Last night, I finally, finally found the "story" and the narrative structure for The Dinosaurs of Mars. I talked and talked and talked and talked and Spooky wisely scribbled lots of notes so there would be no forgetting. I have to admit, I was beginning to panic. I had a great title and a basic concept I loved, but the whole plot thing wouldn't come together. That can be absolutely frelling terrifying, especially when the book in question has already been sold to a publisher who's very excited about it (in this case, Subterranean Press). But now I have it. And so all I have to do is sit here and write. And, amazingly, I think this vision for The Dinosaurs of Mars has all the disparate elements I wanted it to have. I think it's going to be something very cool, this book.
Speaking of Subterranean Press, I just got word from Bill Schafer that Alabaster will be out of print at the publisher in only a few more days. So, if you want to order directly from subpress, it's pretty much a now-or-never situation.
Yesterday afternoon, I was sitting here fretting over not being able to begin The Dinosaurs of Mars (I'd yet to have that "eureka" moment; that came much later in the day), and the fretting and frustration was turning to anger, so Spooky made me get away from the iBook and get dressed. And we wound up at Midtown for the 4:45 matinee of Sofia Coppola's Marie Antoinette. And it wowed me in just about every way that a movie can wow me. Certainly, Marie Antoinette is a worthy follow-up to Lost in Translation, and while it treats a very different time and subject, it still has very much the same feel as LiT. The cast is terrific, starting with Kirsten Dunst, who's come a long way since Interview with a Vampire. I'm always pleased when a child actor can make the transition to adult actor. Plus we get Judy Davis, Rip Torn, Steve Coogan, the painfully sexy Asia Argento, Marianne Faithfull, Molly Shannon, and Shirley Henderson. The soundtrack was perfect, as were all the other little anachronisms placed here and there (the chucks especially delighted Spooky). The cinematography is beautiful. And I very much appreciated the film's attention to the irony of Louis XVI having been advised to aid the American colonists in their revolt against England, only to have the American Revolution inspire the French Revolution and Louis and Antoinette's downfall. As for that nasty business of some members of the French press having booed the film's screening at Cannes, I liked what Roger Ebert had to say on the subject: "Yes, there was booing. But I was present at the screening and would guess not more than five people, maybe ten, booed. Many others applauded. Booing is always shocking to North American critics; I am not sure I have heard booing more than once or twice in all my years at the Toronto, Sundance, Telluride, Chicago, Montreal or New York festivals. In Europe, they boo all the time, sometimes because they think a film is bad, sometimes because it is, according to them, politically incorrect." Ebert gave the film four out of four stars, by the way.

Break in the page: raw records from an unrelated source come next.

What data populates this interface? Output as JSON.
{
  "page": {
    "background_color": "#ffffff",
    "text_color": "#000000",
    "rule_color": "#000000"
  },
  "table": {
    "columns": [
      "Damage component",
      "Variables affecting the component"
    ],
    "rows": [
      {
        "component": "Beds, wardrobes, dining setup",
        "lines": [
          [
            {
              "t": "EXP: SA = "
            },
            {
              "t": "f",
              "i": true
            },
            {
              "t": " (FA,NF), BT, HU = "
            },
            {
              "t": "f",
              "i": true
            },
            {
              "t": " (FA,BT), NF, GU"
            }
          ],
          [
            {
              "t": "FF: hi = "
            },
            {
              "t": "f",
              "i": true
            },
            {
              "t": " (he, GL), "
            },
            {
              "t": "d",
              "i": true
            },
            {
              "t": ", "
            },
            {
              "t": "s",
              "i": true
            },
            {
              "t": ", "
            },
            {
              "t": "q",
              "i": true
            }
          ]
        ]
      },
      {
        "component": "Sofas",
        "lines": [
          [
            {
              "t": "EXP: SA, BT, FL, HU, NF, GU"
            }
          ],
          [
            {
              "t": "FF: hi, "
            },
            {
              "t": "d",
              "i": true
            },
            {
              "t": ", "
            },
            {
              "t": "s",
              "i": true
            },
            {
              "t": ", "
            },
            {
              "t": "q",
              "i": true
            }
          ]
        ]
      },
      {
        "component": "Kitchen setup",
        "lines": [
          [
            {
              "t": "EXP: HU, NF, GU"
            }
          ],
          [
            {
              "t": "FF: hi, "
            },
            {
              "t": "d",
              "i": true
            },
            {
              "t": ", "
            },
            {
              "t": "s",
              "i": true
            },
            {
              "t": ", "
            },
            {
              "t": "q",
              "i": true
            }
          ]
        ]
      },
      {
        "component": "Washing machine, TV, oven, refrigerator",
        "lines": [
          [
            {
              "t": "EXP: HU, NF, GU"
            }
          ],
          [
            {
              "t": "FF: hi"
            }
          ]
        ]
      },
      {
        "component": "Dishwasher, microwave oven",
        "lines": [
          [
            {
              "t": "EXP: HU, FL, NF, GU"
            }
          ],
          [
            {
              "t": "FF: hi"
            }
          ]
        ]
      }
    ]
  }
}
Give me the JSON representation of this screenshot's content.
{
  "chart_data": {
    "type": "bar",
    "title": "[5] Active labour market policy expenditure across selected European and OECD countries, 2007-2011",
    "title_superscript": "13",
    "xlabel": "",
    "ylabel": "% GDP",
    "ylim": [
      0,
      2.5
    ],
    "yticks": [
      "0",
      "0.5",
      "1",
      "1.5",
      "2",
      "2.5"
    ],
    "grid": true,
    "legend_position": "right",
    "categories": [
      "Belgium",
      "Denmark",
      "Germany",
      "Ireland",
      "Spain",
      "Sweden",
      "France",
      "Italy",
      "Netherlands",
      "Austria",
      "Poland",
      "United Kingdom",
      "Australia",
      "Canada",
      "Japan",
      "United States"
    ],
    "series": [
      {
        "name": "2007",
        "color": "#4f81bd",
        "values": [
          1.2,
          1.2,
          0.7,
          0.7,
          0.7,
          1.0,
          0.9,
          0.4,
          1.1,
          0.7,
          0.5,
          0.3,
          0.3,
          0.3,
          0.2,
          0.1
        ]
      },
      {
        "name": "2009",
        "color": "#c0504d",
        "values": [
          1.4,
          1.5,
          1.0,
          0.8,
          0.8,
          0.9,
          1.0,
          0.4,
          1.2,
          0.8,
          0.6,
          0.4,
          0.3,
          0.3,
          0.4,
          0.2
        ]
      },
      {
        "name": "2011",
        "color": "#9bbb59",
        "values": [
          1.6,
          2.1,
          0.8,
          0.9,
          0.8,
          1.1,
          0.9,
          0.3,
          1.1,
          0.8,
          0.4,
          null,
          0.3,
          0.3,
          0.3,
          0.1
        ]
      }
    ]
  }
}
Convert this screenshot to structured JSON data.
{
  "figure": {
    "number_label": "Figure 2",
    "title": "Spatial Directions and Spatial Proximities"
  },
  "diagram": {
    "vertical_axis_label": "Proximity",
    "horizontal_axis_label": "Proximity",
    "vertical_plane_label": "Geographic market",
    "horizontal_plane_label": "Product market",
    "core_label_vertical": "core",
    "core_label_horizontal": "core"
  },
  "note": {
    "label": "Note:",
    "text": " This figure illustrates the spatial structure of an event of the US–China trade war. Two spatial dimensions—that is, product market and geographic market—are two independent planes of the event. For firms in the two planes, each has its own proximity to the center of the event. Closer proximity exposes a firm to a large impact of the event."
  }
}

My thanks to the very dear and generous shadowcircus of the Shadow Circus Creature Theatre in San Francisco. One of his signature puppets, Overlord Hatchet the Velociraptor, was retired after years of stalking the Tenderloin and was sent to spend his remaining days with me and Spooky. I'll post photos when I find the time. Drad.

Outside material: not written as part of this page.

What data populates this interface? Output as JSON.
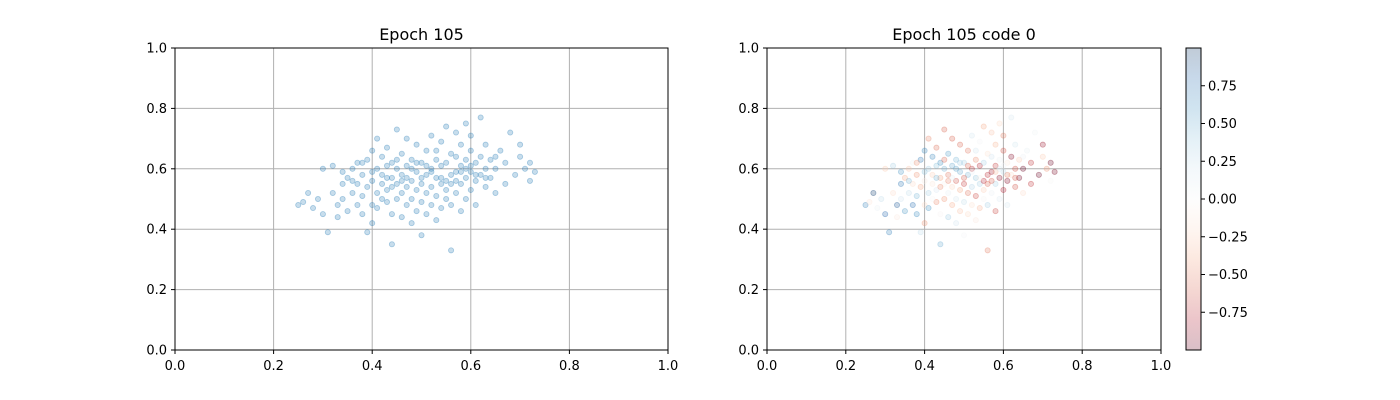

Right. Time to make the doughnuts and whatnot and suchlike. This writing life, it ain't all tea and crumpets and Velociraptors.
Postscript: Bill Schafer (subpress) just called again to say that, actually, it appears now that the Dancy Flammarion collection, Alabaster, illustrated by Ted Naifeh, may be only a couple of hours from selling out at the publisher. So, yeah, what I said above, only more-so. Also, be warned that Tales from the Woeful Platypus is going fast. If it does as well as Frog Toes and Tentacles, it's gonna sell out well in advance of publication, so those who want a copy are encouraged to pre-order now. By the way, I just realised that, since 2002, I've done something like 14 books with subpress. How weird is that?